Taking care of your health is a priority and nobody knows that more than physicians and healthcare providers.
It can sometimes be difficult to find ways to stay healthy, so we’ve asked members of our Baylor College of Medicine community to share what they do in their daily lives to maintain a healthy lifestyle.
Dr. Cecilia Valdes, associate professor of obstetrics and gynecology at Baylor, shares some of her healthy habits with us.
Q: What health decisions start your day?
A: Moving, eating well and sleeping well.
Q: What is your go-to healthy breakfast?
A: Plain yogurt with fruit and homemade granola sweetened with a little honey and molasses. I also enjoy coffee with minimal sweetener – you get used to it very quickly.
Q: What is your favorite type of exercise?
A: Yoga or going outside with my dogs. I walk or jog as far as I can so I have to come back too. I’m easily bored in a gym.
Q: What keeps you motivated during your workout?
A: My dog’s endless enthusiasm and walking and talking with a friend.
Q: What activities do you do when you can’t fit in a full workout?
A: Standing desk. Sitting is a lethal disease – we all need to be standing. You can retrofit any desk with a little laminated table to hold your computer, no need to spend a bunch of money.
I also practice “30-20-10,” which is interval training but a mini version: Jog for 30 seconds, run for 20 seconds, sprint for 10 seconds (even I can do that), then walk until you catch your breath and repeat five times. This is the absolute minimum daily exercise to get the maximum health benefits for your effort. You can do the same intervals on a stationary bike, in a pool, on stairs, etc. The point is to get your heart rate up for at least 10 seconds as fast as you can go. Your dog will love it too.

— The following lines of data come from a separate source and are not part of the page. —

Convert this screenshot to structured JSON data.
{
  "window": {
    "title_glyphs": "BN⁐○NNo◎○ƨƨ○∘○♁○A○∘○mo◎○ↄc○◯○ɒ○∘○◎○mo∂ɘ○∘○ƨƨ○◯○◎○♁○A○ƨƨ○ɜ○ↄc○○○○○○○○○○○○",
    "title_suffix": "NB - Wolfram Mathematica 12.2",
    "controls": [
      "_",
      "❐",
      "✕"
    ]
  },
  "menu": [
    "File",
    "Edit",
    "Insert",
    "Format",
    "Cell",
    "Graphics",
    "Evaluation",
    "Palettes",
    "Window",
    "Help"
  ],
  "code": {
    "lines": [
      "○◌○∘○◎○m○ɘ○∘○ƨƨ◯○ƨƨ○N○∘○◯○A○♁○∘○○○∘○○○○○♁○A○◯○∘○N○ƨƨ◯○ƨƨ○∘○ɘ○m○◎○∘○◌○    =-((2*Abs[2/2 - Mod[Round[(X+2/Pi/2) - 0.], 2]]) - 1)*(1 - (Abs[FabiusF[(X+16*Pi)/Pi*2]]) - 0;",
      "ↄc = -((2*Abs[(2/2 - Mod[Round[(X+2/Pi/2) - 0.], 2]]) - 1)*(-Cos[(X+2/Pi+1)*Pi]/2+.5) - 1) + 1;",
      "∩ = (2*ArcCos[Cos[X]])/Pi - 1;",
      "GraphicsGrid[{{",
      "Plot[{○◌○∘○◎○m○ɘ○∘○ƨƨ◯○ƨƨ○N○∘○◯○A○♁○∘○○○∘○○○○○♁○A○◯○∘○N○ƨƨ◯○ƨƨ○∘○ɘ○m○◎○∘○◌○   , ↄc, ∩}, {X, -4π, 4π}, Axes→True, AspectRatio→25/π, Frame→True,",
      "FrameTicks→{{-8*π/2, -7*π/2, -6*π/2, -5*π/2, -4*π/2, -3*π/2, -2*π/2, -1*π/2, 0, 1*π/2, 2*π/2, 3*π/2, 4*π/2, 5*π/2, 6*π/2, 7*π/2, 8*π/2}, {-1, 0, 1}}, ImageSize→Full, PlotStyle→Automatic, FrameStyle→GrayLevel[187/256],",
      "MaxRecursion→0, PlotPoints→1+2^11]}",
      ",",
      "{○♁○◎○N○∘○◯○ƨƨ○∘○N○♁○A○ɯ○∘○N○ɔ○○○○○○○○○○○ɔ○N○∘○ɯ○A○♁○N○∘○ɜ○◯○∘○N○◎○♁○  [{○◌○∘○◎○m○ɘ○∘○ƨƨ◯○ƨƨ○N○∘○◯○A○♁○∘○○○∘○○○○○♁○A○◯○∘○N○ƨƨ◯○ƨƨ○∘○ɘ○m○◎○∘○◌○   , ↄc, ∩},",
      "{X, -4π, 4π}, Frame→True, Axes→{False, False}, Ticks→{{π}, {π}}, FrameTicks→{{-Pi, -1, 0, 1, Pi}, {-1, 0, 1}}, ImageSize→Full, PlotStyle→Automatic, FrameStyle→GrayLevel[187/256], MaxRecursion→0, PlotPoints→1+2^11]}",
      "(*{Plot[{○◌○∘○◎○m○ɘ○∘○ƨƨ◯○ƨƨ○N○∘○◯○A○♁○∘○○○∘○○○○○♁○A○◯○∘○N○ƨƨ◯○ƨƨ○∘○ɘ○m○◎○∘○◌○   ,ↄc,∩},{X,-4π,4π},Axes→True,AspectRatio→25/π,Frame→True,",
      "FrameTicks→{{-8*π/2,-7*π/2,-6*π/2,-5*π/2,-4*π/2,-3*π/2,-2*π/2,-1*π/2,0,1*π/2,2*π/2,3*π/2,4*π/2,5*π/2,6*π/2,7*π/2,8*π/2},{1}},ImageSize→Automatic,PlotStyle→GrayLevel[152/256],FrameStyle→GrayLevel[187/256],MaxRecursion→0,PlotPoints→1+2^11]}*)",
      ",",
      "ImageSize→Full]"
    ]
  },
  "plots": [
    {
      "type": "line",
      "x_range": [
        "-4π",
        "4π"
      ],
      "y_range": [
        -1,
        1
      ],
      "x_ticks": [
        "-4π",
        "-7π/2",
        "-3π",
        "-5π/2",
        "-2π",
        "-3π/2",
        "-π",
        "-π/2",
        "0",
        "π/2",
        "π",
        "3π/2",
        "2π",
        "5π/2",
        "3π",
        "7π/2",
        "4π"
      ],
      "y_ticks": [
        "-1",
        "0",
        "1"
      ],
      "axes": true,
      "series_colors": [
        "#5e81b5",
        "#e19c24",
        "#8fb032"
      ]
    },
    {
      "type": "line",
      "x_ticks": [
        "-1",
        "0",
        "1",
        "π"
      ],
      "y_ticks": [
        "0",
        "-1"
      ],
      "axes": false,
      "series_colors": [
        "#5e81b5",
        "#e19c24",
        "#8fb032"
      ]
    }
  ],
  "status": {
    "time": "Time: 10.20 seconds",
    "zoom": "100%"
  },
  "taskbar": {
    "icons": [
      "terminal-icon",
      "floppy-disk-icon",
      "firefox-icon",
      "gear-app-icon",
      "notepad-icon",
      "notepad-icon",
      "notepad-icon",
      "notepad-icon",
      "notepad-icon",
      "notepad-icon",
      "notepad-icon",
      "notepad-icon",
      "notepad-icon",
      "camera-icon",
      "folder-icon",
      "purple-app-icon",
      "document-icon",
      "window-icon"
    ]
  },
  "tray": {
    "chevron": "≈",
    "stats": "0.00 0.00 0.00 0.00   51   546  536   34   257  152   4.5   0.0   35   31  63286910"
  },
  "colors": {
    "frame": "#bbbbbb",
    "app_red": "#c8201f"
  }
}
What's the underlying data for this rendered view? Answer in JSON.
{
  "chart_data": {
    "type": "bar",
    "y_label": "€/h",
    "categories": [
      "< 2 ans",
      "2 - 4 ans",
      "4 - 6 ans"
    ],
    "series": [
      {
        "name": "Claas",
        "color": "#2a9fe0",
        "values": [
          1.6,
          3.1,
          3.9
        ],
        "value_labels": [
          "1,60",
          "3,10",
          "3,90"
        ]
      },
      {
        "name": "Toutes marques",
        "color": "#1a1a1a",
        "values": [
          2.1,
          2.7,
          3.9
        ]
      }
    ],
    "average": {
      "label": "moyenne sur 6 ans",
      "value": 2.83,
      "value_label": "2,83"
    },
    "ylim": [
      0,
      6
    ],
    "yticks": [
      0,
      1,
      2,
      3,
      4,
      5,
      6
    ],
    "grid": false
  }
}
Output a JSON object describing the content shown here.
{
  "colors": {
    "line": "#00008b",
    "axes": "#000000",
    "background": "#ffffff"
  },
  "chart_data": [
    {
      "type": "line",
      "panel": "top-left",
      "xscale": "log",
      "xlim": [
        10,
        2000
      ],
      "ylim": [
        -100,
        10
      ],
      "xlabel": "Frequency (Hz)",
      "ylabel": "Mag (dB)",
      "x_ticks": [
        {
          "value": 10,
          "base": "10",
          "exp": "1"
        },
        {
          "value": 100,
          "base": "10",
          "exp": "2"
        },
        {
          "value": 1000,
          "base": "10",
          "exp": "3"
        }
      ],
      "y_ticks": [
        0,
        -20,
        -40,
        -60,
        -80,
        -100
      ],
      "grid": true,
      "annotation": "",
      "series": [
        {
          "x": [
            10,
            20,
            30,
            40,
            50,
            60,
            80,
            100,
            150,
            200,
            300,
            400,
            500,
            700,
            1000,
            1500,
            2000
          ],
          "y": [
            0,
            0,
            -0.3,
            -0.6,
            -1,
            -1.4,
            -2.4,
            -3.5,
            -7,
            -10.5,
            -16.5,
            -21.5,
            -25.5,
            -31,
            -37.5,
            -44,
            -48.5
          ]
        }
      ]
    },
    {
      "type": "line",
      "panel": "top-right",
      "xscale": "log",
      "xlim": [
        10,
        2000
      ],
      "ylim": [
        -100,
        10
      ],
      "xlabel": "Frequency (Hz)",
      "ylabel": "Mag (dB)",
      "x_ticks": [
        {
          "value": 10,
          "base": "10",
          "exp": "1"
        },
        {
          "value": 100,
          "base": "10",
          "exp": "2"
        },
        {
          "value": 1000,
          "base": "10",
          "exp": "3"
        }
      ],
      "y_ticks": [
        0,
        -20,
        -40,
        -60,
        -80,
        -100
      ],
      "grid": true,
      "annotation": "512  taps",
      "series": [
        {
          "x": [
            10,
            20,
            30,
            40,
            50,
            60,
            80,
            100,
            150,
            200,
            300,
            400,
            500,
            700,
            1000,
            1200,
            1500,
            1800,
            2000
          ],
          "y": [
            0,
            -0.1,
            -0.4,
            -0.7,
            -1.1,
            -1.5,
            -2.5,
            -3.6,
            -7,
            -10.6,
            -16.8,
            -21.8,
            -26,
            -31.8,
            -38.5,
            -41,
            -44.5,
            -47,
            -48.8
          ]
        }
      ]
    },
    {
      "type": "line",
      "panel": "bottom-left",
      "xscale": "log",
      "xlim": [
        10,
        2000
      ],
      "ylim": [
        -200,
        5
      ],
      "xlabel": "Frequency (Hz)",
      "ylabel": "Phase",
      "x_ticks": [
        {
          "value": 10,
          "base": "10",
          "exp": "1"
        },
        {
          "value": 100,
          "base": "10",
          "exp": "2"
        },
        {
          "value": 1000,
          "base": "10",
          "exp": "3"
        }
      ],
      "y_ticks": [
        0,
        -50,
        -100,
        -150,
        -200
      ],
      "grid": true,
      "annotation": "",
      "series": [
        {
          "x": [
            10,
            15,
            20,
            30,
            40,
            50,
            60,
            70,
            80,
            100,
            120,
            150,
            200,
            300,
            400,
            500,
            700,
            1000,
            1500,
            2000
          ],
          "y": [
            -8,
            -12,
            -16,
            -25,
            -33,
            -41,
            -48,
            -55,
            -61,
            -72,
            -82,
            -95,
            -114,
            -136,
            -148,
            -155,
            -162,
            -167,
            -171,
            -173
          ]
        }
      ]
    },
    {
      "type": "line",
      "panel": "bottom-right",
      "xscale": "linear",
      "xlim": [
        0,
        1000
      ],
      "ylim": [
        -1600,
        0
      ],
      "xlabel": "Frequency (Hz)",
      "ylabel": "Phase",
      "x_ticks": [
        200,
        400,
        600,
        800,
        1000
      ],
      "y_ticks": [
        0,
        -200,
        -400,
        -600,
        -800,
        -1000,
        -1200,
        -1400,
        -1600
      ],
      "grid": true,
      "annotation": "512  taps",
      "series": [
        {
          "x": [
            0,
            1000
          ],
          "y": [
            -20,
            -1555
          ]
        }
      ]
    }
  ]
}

Q: What is your favorite healthful snack?
A: Granola and fruit.
Q: Do you take vitamins and if so, which ones?
A: Psillium fiber since it’s so hard to get enough fiber in our modern diet. Vitamins in the form of organic fruit and vegetables. Breaking down food into its component parts and thinking that’s a good idea is a sad and failed way to accomplish good nutrition. Vitamins don’t function in the same way – we need to get back to whole foods.
Q: What do you include in your child’s lunch?
A: They are all grown up, but if I could do it over I would give them fruit and turkey or a peanut butter sandwich with whole grain bread. Soft and diet drinks make your fat cells absorb sugar. I don’t give soft drinks to anyone that I like or care about.
Q: How do you make an unhealthy recipe healthy (healthy substitutions)?
A: No refined grains, i.e. white flour. I use minimal sweetener, mainly honey. I add more fiber, beans and whole grains to every soup or salad. Power bowls with a bunch of beans and whole grains are a great food trend.
Q: What is your nighttime skin regimen?
A: Getting enough sleep, using soap and water – not much more than that.
Q: What hobbies do you have to help you relax?
A: Yoga is the bomb – you get strength, flexibility, balance, and meditation all in one hour with minimal equipment and it’s a social exercise as well.
Q: What is your go-to Houston restaurant for a healthy meal?
A: I go to Local Foods for a quick, healthy meal.
Q: Do you use a pedometer or Fitbit and what is your daily step goal?
A: I have an Apple watch, but I don’t have a daily goal.
Q: What is your favorite health tip that you live by?
A: All white foods (white flower, sugar, white bread, etc.) except cauliflower are usually a bad idea. If the food comes out of a box and a crinkly bag and seems to never go bad, skip it.